« …Je reconnais ma défaite. Je ne sais pas quel genre de femme je m'attendais à ce que tu amènes, mais… quelle perle, Dean. »
« N'est-ce pas ? »
Dean se redressa légèrement pour acquiescer.
Ces gens feraient bien d'essayer d'être un peu plus dignes.
« Quels que soient les beaux mots que vous employiez avec des gens comme nous… eh bien, nous ne sommes finalement que des voyous. Mais nous avions nos règles, nous aussi, et nous savons qu'il y a une ligne qu'on ne franchit pas. En d'autres termes, si nous ne sommes pas à la hauteur de vos attentes, nous ne méritons pas le nom de Boltique. »
« Cela veut-il dire que vous allez nous aider ? Prêtez-moi votre force. »
« Oui. En fait, je dirais même que c'est vous qui nous rendez service. »
L'accord… était conclu.
Je ne le laissai pas paraître, mais j'étais soulagée que tout se soit déroulé si rondement.
Gagner Glaus comme atout était une sacrée performance.
Pourtant, les choses étaient loin d'être terminées.
« Alors, commençons. Montrez-moi toutes vos planques. »
Glaus acquiesça.
« Venez par ici, on va vous montrer. »
Un homme posté près du mur s'approcha de la carte à proximité et en désigna chaque emplacement l'un après l'autre.
« …Et puis il y a ici. »
« Pourquoi ici ? »
« Cet endroit est relié à un passage souterrain en construction pour le moment. Avec l'aide de certains officiels, on pourrait l'utiliser.

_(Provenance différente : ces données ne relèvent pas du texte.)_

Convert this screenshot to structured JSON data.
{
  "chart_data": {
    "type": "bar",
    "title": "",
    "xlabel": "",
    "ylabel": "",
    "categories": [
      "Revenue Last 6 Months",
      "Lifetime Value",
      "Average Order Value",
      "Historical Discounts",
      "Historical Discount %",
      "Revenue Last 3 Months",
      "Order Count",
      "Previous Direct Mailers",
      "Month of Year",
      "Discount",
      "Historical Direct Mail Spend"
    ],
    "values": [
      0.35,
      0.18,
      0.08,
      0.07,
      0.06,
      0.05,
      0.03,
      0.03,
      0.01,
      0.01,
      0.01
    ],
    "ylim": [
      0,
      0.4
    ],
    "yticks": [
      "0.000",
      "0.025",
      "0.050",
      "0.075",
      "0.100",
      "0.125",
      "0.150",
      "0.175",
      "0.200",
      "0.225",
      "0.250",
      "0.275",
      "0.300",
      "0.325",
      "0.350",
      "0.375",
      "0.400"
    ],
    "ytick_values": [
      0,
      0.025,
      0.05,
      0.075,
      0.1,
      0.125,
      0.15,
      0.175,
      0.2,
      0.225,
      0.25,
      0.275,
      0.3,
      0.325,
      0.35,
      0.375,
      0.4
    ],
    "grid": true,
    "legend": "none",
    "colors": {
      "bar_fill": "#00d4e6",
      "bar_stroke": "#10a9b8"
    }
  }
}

Nous, les Boltiques, on s'en sert comme entrepôt temporaire, et aussi pour nos déplacements. »
« …Je vois. »
« Au fait, le repaire que Tanya a identifié comme étant celui du cerveau de tout ça se trouve juste à côté d'ici. Ici. »
Je pointai un endroit sur la carte. Dean hocha la tête.

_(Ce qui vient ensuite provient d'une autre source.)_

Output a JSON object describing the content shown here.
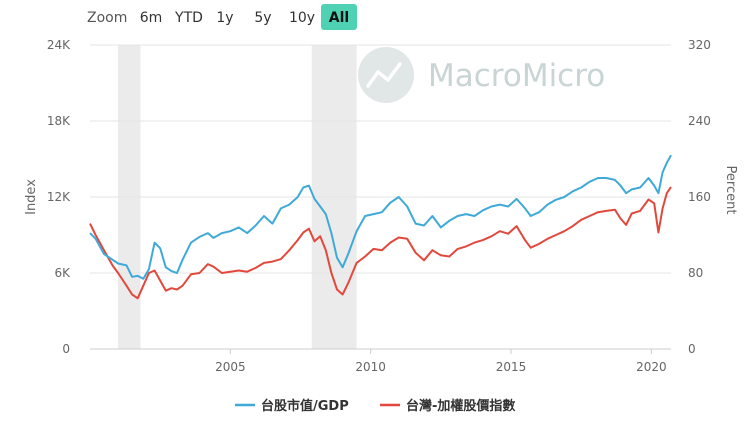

« Qu'est-ce qu'on fait ? On y va directement ? »
« Oui… mais avant, passons au commissariat local récupérer Tanya. »
« Oui, Milady. »
« Je vous donnerai l'emplacement… donc vous bougez aussi ? »
« Oui. Il faut qu'on prenne les choses en main. Ça vous va ? »

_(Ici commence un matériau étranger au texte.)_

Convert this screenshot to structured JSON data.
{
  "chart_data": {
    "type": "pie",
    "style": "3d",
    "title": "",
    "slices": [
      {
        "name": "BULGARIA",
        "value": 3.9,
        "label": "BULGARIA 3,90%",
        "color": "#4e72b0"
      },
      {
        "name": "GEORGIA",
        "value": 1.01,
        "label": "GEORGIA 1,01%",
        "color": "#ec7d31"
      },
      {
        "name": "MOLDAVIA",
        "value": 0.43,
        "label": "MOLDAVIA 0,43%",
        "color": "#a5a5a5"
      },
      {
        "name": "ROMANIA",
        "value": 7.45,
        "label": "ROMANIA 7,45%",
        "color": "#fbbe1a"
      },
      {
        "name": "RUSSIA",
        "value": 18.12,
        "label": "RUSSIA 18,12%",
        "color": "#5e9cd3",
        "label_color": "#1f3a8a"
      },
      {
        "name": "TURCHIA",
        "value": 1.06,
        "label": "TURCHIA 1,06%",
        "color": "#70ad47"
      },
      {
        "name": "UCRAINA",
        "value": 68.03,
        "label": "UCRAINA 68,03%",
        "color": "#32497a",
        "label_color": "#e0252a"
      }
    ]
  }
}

« Ça me va. Vous devez vous montrer en public. Contrairement aux liens de ma famille avec cette affaire, certaines rumeurs sur votre compte sont vraies. Et faites en sorte de sauver un homme nommé Dida, aux cheveux bruns. Je ne peux pas vous expliquer pourquoi c'est nécessaire, mais c'est de la plus haute importance. »
« Oh ? »
« Et pas de demi-mesures. Si vous faites quoi que ce soit qui ressemble à protéger vos propres camarades pour leurs méfaits, j'appellerai la garde. »
« Haha ! C'est parfait. Très bien, tout le monde, préparez-vous ! »
À l'appel de Glaus, tous les autres hommes dans la pièce parurent galvanisés.
« Eh bien, permettez-nous de nous retirer pour nous reposer. »
« Allez-y. Quand tout ça sera fini, revenez ici ! Nous vous accueillerons avec tous les honneurs. »
« C'est parfait. J'ai hâte d'être à ce jour. »
Sur ces mots, nous regagnâmes les rues aussi vite que possible.